The Role of Coinfections in the EBV-Host Broken Equilibrium

Abstract

The Epstein-Barr virus (EBV) is a well-adapted human virus, and its infection is exclusive to our species, generally beginning in the childhood and then persisting throughout the life of most of the affected adults. Although this infection generally remains asymptomatic, EBV can trigger life-threatening conditions under unclear circumstances. The EBV lifecycle is characterized by interactions with other viruses or bacteria, which increases the probability of awakening its pathobiont capacity. For instance, EBV infects B cells with the potential to alter the germinal center reaction (GCR)-an adaptive immune structure wherein mutagenic-driven processes take place. HIV- and Plasmodium falciparum-induced B cell hyperactivation also feeds the GCR. These agents, along with the B cell tropic KSHV, converge in the ontogeny of germinal center (GC) or post-GC lymphomas. EBV oral transmission facilitates interactions with local bacteria and HPV, thereby increasing the risk of periodontal diseases and head and neck carcinomas. It is less clear as to how EBV is localized in the stomach, but together with Helicobacter pylori, they are known to be responsible for gastric cancer. Perhaps this mechanism is reminiscent of the local inflammation that attracts different herpesviruses and enhances graft damage and chances of rejection in transplanted patients. In this review, we discussed the existing evidence suggestive of EBV possessing the potential to synergize or cooperate with these agents to trigger or worsen the disease.

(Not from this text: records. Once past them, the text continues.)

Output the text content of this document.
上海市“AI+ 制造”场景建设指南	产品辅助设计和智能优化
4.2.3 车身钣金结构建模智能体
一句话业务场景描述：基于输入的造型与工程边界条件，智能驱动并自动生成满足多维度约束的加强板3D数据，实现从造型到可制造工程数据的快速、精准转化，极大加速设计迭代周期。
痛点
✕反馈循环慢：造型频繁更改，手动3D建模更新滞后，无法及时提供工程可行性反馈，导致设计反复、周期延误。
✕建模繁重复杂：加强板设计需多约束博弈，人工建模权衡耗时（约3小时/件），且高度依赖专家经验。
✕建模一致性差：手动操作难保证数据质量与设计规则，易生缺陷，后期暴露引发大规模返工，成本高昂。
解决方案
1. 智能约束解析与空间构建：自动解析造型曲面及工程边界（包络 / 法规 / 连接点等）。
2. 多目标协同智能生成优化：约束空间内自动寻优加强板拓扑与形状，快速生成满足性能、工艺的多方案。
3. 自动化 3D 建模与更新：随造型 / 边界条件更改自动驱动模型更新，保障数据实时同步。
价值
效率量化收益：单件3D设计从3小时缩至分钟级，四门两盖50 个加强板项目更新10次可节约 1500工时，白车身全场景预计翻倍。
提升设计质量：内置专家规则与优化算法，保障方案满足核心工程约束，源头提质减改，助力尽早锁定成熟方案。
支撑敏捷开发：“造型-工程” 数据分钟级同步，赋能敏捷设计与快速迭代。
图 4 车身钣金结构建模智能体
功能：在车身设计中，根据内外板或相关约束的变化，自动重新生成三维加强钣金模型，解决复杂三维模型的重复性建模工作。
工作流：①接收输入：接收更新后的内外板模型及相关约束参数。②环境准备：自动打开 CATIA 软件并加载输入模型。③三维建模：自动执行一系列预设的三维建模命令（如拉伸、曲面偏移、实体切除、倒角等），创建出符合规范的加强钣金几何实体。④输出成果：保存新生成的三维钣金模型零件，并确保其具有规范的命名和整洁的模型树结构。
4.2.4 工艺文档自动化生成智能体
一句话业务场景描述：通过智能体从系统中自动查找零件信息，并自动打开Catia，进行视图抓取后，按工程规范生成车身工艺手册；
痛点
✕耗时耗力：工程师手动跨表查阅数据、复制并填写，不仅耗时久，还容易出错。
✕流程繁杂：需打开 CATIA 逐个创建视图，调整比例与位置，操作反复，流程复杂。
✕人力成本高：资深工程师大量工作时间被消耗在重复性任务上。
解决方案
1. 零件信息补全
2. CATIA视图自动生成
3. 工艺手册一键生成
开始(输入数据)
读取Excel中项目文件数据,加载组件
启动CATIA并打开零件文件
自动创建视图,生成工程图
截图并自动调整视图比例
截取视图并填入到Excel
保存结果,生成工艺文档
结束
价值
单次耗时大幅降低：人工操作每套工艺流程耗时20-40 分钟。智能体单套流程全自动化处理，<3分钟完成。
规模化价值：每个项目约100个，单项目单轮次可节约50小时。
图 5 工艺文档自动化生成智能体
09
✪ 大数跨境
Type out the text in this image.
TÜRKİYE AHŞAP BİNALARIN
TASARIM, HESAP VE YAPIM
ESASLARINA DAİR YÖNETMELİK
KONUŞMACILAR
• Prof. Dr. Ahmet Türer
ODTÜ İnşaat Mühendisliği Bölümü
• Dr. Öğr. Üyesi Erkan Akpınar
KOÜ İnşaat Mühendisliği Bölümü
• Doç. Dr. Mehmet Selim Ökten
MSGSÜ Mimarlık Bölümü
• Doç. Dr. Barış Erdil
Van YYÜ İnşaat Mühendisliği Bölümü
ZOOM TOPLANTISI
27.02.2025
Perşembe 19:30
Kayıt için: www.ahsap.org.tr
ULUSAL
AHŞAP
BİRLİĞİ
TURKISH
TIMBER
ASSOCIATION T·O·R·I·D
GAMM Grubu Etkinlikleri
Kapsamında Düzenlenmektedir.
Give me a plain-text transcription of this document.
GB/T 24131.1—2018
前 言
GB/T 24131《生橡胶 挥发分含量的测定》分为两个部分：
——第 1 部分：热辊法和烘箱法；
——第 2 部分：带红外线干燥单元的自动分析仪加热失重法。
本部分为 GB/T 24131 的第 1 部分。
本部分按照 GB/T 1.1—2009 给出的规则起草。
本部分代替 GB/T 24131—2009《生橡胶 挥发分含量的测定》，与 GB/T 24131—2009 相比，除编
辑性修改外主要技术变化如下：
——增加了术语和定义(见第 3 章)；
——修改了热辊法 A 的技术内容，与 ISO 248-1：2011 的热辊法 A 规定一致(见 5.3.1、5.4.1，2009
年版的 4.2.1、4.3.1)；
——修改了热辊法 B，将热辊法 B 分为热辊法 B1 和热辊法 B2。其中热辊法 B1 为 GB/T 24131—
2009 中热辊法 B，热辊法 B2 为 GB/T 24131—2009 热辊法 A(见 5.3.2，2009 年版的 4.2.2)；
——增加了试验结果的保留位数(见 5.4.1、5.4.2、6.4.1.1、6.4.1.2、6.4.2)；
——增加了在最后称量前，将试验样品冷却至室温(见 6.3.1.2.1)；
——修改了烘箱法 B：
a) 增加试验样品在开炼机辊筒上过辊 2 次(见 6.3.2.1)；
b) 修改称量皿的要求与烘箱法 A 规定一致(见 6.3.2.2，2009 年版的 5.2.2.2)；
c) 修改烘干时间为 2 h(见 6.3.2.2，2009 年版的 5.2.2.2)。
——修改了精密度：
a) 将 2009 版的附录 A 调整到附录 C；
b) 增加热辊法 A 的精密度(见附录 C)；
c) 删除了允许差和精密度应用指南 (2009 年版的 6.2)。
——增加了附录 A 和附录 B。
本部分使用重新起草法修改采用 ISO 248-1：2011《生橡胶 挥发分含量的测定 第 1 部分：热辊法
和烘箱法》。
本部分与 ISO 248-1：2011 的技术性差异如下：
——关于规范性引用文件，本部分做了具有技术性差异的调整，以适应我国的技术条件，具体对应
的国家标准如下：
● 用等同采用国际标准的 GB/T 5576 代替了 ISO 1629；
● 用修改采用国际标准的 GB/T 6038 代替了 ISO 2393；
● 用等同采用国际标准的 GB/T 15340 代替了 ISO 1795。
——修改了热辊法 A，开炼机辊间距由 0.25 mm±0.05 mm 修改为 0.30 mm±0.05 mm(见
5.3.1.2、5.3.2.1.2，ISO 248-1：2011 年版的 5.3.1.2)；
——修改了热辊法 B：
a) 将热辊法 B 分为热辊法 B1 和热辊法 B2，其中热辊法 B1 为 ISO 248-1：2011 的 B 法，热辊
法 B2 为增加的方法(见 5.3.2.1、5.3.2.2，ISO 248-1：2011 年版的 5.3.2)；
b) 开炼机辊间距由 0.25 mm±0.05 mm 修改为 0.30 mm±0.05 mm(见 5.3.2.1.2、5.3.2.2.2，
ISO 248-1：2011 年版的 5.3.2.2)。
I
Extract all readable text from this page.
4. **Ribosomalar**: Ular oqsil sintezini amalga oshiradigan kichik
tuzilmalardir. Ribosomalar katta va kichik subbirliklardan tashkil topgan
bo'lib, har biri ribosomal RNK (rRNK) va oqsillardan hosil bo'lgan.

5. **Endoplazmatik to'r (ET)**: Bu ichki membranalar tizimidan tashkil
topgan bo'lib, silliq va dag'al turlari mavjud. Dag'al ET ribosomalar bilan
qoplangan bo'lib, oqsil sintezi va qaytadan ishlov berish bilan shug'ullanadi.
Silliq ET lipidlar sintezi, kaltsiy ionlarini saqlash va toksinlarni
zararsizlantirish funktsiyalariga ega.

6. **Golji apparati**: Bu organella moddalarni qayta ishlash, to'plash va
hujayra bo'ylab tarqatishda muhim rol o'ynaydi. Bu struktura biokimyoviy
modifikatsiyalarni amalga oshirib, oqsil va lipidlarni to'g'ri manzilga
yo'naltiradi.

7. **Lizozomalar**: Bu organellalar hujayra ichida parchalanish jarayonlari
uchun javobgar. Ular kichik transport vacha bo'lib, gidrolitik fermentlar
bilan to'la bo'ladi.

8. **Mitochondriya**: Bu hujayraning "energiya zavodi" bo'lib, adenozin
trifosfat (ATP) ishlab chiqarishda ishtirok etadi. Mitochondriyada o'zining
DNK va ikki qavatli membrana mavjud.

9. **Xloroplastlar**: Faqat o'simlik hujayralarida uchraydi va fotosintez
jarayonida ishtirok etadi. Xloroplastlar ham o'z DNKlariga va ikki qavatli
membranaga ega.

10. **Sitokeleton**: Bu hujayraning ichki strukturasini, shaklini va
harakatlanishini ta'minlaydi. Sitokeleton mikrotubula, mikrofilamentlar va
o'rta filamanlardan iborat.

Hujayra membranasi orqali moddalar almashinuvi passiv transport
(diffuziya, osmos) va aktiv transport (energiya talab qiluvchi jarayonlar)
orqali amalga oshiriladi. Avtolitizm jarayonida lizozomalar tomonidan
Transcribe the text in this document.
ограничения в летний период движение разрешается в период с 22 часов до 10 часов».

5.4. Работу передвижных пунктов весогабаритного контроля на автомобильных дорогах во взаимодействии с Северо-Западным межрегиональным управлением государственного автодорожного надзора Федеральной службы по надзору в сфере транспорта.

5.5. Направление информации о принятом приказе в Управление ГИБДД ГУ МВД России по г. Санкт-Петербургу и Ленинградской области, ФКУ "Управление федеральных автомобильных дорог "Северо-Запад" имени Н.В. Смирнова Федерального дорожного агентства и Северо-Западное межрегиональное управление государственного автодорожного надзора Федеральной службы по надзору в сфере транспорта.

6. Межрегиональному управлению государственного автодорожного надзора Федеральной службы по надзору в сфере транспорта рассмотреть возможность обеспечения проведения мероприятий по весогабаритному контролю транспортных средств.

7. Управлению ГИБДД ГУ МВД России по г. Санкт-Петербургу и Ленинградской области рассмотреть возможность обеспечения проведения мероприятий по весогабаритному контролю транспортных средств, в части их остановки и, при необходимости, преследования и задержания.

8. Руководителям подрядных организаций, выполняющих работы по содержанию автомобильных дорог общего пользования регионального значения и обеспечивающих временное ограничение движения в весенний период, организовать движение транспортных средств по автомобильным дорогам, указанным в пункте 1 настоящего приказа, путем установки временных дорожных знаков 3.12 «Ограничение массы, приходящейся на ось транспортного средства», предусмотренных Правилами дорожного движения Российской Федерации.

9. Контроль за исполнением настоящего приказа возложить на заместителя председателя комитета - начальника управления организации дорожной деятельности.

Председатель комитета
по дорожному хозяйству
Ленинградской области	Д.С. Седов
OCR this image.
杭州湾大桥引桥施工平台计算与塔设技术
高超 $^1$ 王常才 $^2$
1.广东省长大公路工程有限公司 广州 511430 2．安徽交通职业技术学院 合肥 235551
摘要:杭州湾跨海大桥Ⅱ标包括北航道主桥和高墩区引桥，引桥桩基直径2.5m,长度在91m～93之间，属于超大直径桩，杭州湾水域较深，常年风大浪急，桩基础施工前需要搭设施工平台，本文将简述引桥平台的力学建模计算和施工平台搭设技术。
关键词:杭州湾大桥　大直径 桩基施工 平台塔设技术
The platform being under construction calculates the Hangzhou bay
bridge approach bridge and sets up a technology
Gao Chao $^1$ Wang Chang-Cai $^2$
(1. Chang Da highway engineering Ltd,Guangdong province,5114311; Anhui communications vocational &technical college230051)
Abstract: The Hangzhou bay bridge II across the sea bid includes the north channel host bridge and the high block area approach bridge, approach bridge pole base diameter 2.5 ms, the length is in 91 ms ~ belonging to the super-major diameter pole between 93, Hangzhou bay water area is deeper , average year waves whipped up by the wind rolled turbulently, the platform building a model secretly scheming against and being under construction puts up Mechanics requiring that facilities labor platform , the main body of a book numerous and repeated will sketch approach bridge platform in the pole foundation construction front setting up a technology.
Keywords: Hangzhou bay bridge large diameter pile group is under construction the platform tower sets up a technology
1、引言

Keywords: EBV; H. pylori; HIV; HPV; P. falciparum; beta herpesvirus; coinfection; immunosuppression; lymphomagenesis; periodontal bacteria.

Figure 1

Shared microenvironments between EBV and other infectious agents. EBV infection’s main portal of entry and exit is the oral mucosa, where it coexists with the periodontal bacteria P. gingivalis and A. actinomycetemcomitans, and HPV. EBV persists in B cells residing in the lymphatic system, where it can cross paths with other infectious agents such as HIV, P. falciparum, or KSHV (here represented in the spleen as an example of a secondary lymph node). From the lymphatic system, EBV-infected cells can infiltrate certain tissues, such as the stomach or cervix, where EBV can intersect with H. pylori and HPV, respectively.

Figure 2

EBV-infected B cells transiting through the germinal center reaction (GCR) cross paths with HIV, P. falciparum, and KSHV. The key convergent mechanisms that potentiate lymphomagenesis are antigen (Ag)-specific and heterologous hyperactivation of B cells, which, upon enhancing the passage through the GCR, increase the likelihood of off-target mutagenesis. Mutated B cells normally die of apoptosis. However, if EBV alone or in conjunction with KSHV resides in these lymphocytes, viral proteins can rescue the cells from dying (illustrated here with LMP1 and vFLIP). In addition, the transformed/mutated B cells should be eliminated by the immune system, but infection-induced exhaustion or senescence causes unpaired immunosurveillance and immunoescape of these cells. The viral products also activate the oncogenic pathways and oncogenic processes and block B cell differentiation into memory cells. Immunosuppression by viral orthologs of cellular cytokines may also contribute to lymphomagenesis. Altogether, these events result in the development of conditions that favor the emergence of lymphomas with a plasmablastic morphology (see text for a more detailed explanation): Burkitt’s lymphoma (BL), Hodgkin’s lymphoma (HL), diffuse large B cell lymphoma (DLBCL), primary effusion lymphoma (PEL), and germinotropic lymphoproliferative disorder (GLPD).

Figure 3

Interactions between EBV and other infectious agents in non-lymphatic organs. The arrival and reactivation of EBV-infected B cells in different tissues may be influenced by ongoing inflammation. Reactivation is better understood by the secretion of butyric acid by oral bacteria. Released viral particles can infect epithelial cells aggravating inflammation and worsening tissue damage. EBV together with H. pylori or HPV alter the expression of methyltransferases (DNMT), which silences the tumor suppressor genes, such as the phosphatase SHP1, rendering the bacterium oncoprotein CagA more active. H. pylori, HPV, and EBV products also enhance the survival of cells. EBV and HPV also turned off the expression of differentiation genes, such as BLIMP1, thus halting cells in the proliferative states to become more permissive for viral persistency, and EBV may favor HPV integration into the host DNA. EBV immunomodulatory mechanisms may help create an immunosuppressive microenvironment that may cooperate with the immunomodulatory mechanisms of other herpesviruses (HHV). Altogether, these interactions promote the appearance of tissue lesions that may be partially responsible for graft rejection and carcinogenesis (see text for details).